TOWN OF ULSTER, N.Y. — A messy fuel leak at the CSX yard off Ulster Avenue in the Town of Ulster had 25 members of Ulster Hose catching diesel fuel flowing from a damaged tank on a CSX engine, Saturday.

“We’re not exactly sure on the amount, we caught about 225 gallons in buckets before getting the leak slowed down,” said Paul Masten, assistant chief for Ulster Hose, “but it was leaking prior to us getting there.”

That’s almost enough to fill a standard home heating oil tank. But no, Masten said, the fire fighters could not bring the “liquid gold” home to pour the into their heating oil tanks to help get them through next winter. An environmental cleanup firm eventually showed up to pump away the remaining oil in the tank and clean up the oil spilled on the ground in an attempt to keep it from getting into the groundwater.

In addition to Ulster Hose fire fighters, six members of the Kingston Fire Department’s Hazmat crew showed up to stop the leak.

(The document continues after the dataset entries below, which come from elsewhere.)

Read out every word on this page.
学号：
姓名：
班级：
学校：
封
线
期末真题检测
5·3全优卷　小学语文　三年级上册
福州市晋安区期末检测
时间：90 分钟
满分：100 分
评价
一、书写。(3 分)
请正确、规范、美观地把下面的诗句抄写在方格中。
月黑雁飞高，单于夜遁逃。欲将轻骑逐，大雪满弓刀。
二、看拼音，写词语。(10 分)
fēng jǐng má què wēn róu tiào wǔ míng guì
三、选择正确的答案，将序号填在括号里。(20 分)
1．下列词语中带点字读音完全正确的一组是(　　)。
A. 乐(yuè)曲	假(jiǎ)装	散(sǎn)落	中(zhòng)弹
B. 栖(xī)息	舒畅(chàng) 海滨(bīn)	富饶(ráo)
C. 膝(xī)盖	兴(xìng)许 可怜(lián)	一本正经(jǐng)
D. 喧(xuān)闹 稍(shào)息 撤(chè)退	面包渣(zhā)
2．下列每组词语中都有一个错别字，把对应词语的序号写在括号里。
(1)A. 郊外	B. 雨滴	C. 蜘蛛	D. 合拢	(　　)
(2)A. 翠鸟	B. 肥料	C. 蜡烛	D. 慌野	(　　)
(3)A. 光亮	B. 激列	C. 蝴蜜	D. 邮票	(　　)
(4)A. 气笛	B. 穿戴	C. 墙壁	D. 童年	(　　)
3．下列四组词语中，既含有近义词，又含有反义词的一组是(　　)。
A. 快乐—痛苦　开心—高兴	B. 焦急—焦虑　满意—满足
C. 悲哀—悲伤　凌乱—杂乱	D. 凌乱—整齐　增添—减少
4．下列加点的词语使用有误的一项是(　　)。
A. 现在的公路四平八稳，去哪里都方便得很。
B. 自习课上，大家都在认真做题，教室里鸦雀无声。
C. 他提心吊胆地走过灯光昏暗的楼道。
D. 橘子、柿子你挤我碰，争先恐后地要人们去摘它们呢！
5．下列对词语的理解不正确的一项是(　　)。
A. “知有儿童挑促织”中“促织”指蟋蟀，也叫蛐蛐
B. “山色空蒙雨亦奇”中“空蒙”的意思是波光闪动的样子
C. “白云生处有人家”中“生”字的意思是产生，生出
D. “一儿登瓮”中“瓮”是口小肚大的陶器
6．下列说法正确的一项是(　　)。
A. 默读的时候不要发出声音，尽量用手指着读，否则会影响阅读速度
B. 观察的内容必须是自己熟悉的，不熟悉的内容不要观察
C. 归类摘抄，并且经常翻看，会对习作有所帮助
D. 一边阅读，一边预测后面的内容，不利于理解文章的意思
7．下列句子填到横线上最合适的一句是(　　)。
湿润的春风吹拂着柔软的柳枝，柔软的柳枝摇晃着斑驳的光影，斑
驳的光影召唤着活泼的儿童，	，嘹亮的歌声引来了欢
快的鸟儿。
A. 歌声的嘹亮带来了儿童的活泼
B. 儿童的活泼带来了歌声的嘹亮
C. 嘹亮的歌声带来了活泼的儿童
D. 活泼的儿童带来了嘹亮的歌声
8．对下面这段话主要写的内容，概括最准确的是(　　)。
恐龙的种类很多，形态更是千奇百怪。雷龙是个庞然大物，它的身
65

They spent almost five hours at the scene, Masten said.

In the end it was a sort of paste applied to the gash in the tank that eased the situation, Masten said. “It got the leak slowed down enough to manage.”

The cause of the leak?

“They figured they must have hit something somewhere around Esopus and before they realized it they were in Kingston,” Masten said, declining to guess how much oil may have landed on the ties between Esopus and Kingston.

Beyond the expenses involved in the loss of the fuel oil and the damage to the train engine, CSX will be charged for the cleanup, Masten said. “Kingston Hazmat will send them a bill and any equipment we used we can bill them for.”